In thrombocytes, after fatal CO poisoning, we observed a reduction of positive and negative surface charges at whole pH values compared with the control group. As can be seen from Fig. 2, the experimental curves obtained for both fatal CO poisoning and sudden unexpected death show the same course in the pH 4–11 range. In our view, this means that there are no significant biological or chemical agents that could cause specific changes in thrombocyte membranes. However, the observed changes in the very narrow pH range of 2–4, which is an increase in the positive charge after CO poisoning compared to sudden unexpected death, may indicate the formation of new free negative functional groups, such as carboxyl, hydroxyl or phosphate groups.

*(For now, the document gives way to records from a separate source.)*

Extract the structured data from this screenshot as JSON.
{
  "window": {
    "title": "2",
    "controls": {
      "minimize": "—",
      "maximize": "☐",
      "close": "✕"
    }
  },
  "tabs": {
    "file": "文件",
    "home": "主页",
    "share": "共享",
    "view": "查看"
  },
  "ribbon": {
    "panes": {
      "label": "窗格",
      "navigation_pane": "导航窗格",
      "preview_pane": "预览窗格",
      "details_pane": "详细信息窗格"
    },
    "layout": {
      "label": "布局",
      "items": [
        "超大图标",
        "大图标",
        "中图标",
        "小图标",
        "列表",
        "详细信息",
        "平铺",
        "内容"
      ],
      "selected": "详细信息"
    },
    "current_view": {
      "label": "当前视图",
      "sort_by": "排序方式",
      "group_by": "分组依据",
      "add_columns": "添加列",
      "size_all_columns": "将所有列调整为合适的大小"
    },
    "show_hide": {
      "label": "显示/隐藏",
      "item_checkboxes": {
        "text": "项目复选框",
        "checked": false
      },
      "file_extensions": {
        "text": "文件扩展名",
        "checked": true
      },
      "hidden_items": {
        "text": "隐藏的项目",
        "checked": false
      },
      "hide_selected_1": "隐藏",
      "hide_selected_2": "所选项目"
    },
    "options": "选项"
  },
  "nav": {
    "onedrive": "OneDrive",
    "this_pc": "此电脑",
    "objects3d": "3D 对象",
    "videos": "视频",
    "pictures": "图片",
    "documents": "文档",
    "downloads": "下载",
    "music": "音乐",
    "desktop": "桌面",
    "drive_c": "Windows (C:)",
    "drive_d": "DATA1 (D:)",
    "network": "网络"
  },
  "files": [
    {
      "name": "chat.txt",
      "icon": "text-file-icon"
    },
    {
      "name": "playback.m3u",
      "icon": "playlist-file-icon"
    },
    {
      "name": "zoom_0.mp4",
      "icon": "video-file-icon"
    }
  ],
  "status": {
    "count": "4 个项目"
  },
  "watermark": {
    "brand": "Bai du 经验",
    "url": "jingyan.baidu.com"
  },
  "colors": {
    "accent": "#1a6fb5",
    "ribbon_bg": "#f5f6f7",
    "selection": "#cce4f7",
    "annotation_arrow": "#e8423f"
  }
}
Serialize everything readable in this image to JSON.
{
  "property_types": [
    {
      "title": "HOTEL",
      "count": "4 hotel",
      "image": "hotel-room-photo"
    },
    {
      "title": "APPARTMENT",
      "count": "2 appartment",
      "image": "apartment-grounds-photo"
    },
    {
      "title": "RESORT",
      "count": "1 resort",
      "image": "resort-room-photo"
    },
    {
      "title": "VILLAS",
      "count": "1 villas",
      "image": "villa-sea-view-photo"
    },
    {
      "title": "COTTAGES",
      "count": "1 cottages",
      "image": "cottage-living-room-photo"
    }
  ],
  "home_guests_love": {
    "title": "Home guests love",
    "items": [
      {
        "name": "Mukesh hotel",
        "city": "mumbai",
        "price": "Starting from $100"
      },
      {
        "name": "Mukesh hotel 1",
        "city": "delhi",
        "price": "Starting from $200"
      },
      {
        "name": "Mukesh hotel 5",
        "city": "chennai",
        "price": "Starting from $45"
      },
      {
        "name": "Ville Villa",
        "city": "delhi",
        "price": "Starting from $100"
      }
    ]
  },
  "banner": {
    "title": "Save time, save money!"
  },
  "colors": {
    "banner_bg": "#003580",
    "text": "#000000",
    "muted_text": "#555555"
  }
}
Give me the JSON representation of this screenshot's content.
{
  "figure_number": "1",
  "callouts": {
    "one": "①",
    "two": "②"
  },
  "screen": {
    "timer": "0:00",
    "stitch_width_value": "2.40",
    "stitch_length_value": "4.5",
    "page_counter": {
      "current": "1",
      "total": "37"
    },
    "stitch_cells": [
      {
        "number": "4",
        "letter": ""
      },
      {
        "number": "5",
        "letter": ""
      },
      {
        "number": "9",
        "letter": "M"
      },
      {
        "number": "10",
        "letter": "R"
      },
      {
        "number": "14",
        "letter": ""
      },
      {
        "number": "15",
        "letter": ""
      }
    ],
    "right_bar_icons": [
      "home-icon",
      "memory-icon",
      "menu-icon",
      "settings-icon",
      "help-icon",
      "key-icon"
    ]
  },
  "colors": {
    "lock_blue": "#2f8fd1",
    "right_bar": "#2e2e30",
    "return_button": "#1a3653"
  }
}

Postmortem hypostasis should lead to an increase in the platelet count in cadaveric blood. Instead, the number of platelets actually decreased. Thomsen et al. (1999) showed that the decrease in the number of platelets in postmortem blood is not attributable to postmortem clotting but to a decrease in the number of countable platelets in postmortem blood. Postmortem platelets have lost the capacity to respond around 7–10 h after death and could not react with potentially activating substances in the subendothelial matrix. Parallel to this up to 10 h postmortem platelets in the blood of corpses are not activated, as shown by microscopic demonstration of the platelet activation markers CD62, CD63 and thrombospondin (Thomsen and Schmidtke 1997; Thomsen and Pueschel 1999).

Conclusion

The effect of fatal CO poisoning on the surface charge of blood cells has been well characterized. Surface charge density values were determined from electrophoretic mobility measurements of blood cells performed at various pH levels. In blood cells, after fatal CO poisoning, changes of positive and negative surface charge at whole pH value compared with the control group were noted. The observed deviation may be caused by disregarding interactions between the functional groups of blood cells. From the other side, the immediate death can be responsible for slight changes in surface charge density in fatal CO poisoning because of the release of a small amount of reactive oxygen species, which damage the cell membrane to a moderate degree. However, our study is quite preliminary, and more in-depth research will be needed to define changes in surface charge density and to precisely estimate erythrocyte and thrombocyte cell membrane changes in CO poisoning, with various causes of death.